Reputation: 112
I'm a bit new to Python and Pandas and I'm trying to do a very simple thing, which is looping over a column of a pandas dataframe called df and modify a value, like in the following snippet
for i in range(0,len(df.time) - 1):
if df.time[i] == df.time[i+1]:
df.at[i,'time'] = df.time[i] - 1
df is the dataframe, which has the column "time". I'm looking for repetitive ticks on time, and if two subsequent timesteps have the same value, I decrement the first by 1.

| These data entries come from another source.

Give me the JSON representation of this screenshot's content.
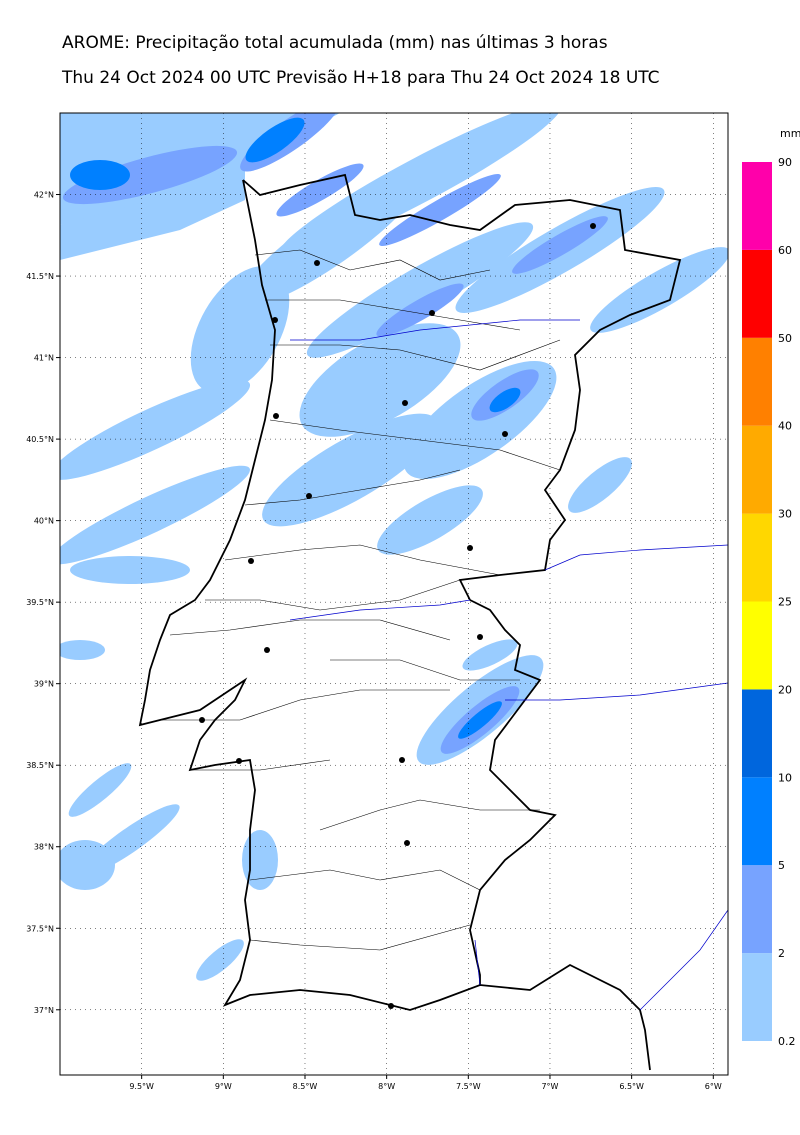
{
  "title": "AROME: Precipitação total acumulada (mm) nas últimas 3 horas",
  "subtitle": "Thu 24 Oct 2024 00 UTC Previsão H+18 para Thu 24 Oct 2024 18 UTC",
  "map": {
    "lon_extent": [
      -10,
      -5.91
    ],
    "lat_extent": [
      36.6,
      42.5
    ],
    "lat_ticks": [
      {
        "value": 42,
        "label": "42°N"
      },
      {
        "value": 41.5,
        "label": "41.5°N"
      },
      {
        "value": 41,
        "label": "41°N"
      },
      {
        "value": 40.5,
        "label": "40.5°N"
      },
      {
        "value": 40,
        "label": "40°N"
      },
      {
        "value": 39.5,
        "label": "39.5°N"
      },
      {
        "value": 39,
        "label": "39°N"
      },
      {
        "value": 38.5,
        "label": "38.5°N"
      },
      {
        "value": 38,
        "label": "38°N"
      },
      {
        "value": 37.5,
        "label": "37.5°N"
      },
      {
        "value": 37,
        "label": "37°N"
      }
    ],
    "lon_ticks": [
      {
        "value": -9.5,
        "label": "9.5°W"
      },
      {
        "value": -9,
        "label": "9°W"
      },
      {
        "value": -8.5,
        "label": "8.5°W"
      },
      {
        "value": -8,
        "label": "8°W"
      },
      {
        "value": -7.5,
        "label": "7.5°W"
      },
      {
        "value": -7,
        "label": "7°W"
      },
      {
        "value": -6.5,
        "label": "6.5°W"
      },
      {
        "value": -6,
        "label": "6°W"
      }
    ]
  },
  "colorbar": {
    "unit": "mm",
    "levels": [
      0.2,
      2,
      5,
      10,
      20,
      25,
      30,
      40,
      50,
      60,
      90
    ],
    "colors": [
      "#99ccff",
      "#77a3ff",
      "#0080ff",
      "#0066dd",
      "#ffff00",
      "#ffd700",
      "#ffaa00",
      "#ff8000",
      "#ff0000",
      "#ff00aa"
    ]
  }
}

The problem is that it takes too much time! I ran it for over 20 minutes and it didn't end! On Matlab, the same thing runs in seconds. Why is that and how can I fix? I should also say that the size of this dataframe is over 9 million.
Thanks in advance.
Upvotes: 0
Views: 100
Reputation: 210852
Is that what you want?
In [83]: df['new'] = df['time']
In [84]: df.loc[df.time.diff(-1).eq(0), 'new'] = df.loc[df.time.diff(-1).eq(0), 'time'] - 1
In [85]: df
Out[85]:
time new
0 1 1
1 2 2
2 4 3
3 4 4
4 5 5
5 7 6
6 7 7
7 8 8
Upvotes: 1